Now, let’s get back to Ferguson’s more general skepticism of what other psychologists or social scientists have said about violent video games causing real world violence. [I highly recommend this layman-friendly essay that Ferguson wrote as an introduction to his thinking on the topic]. In his latest piece, he summarizes what is wrong — both from a methodological and real-world perspective — with that research. Here’s some of what he has to say:
- “Seldom are actual physical acts of aggression examined” in that research
- “there are considerable difficulties in generalizing the results from laboratory tests of aggression to real world serious acts of aggression”
- “the generalisability of these results to real world acts of serious violence is dubious”
- “most correlational studies fail to take account of potentially confounding ‘third’ variables such as personality, family violence, or genetics. A few do, and consistently find that the link between video game violence
and aggression is greatly weakened by the inclusion of ‘third’ variables.”
- “[there are] significant problems in the violent games literature related to the use of unstandardized, unreliable aggression measures, as well as publication bias.”
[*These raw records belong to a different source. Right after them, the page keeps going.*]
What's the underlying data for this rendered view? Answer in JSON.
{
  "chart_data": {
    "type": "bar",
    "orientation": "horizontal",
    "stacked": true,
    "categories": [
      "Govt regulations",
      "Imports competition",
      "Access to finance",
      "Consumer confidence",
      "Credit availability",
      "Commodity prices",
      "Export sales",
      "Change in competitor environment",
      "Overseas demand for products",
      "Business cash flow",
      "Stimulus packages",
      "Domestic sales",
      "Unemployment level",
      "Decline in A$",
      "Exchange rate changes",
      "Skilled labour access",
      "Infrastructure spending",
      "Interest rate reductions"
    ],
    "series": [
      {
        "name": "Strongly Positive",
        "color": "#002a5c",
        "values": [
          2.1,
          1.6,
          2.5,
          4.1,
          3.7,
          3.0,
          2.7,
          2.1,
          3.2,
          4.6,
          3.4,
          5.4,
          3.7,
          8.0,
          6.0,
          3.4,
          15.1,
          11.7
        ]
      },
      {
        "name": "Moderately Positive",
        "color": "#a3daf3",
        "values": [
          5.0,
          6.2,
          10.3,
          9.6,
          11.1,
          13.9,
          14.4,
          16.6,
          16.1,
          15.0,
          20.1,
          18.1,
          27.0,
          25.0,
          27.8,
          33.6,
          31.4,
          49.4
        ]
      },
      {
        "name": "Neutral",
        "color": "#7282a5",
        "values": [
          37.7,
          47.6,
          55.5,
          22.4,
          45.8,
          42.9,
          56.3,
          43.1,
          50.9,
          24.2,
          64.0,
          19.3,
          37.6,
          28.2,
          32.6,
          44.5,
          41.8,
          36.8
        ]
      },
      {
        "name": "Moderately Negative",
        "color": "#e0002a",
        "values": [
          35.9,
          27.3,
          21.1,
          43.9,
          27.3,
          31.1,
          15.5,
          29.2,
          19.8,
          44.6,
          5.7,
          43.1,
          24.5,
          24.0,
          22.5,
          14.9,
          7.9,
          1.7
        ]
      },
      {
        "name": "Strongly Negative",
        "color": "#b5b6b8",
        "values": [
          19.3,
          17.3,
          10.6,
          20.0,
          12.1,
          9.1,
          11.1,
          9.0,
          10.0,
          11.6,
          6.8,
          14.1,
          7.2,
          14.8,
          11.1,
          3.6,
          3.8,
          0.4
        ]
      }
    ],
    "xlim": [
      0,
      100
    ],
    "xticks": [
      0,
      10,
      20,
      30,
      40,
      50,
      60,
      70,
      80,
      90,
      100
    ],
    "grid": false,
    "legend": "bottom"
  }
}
- “the empirical link between violent gameplay and serious acts of aggression or violent behavior appears to be slim at best.”
- “In at least one recent court case, it was pointed out that even some social scientists have cherry-picked data that support the panic view, ignoring unsupportive research.”
Next, Ferguson does something I have been trying to do in all the papers and essays I have penned on this subject in recent years: Introduce real-world data! After all, if there is anything to the ‘monkey see-monkey do’ theory of media effects, then the lab research should be showing up somehow in the data we have about actual societal trends. Of course, when you do look at real-world data you find the exact opposite story, as Ferguson illustrates:
as violent video games have become more prevalent, violent crimes have decreased dramatically. This is true both for police arrest data, as well as crime victimization data. Similar statistics for reduced crime have been found in Canada, Australia, the European Union, and the United Kingdom using both arrest and victimization data. This is certainly not to say that violent video games are necessarily responsible for this decline, even partially. However, this certainly cuts away the basis of any belief that violent games are promoting societal violence. The correlation (an astonishing r = -0.95) is simply in the wrong direction. This would be akin to lung cancer decreasing radically after smoking cigarettes was introduced into a population, which is simply not the case.
I highly recommend Prof. Ferguson’s latest paper and hope that it can contribute to the shaping of a new dialogue about youth and media. We do need to be good stewards of our children and be mindful of watch they watch, listen to, download, and play. [I’ve written an entire book about how to do so.] But we first need to bring this moral panic over games to an end so we can get on with a serious, level-headed conversation about how to better mentor our kids in an age of media abundance. The current hysteria is not helpful.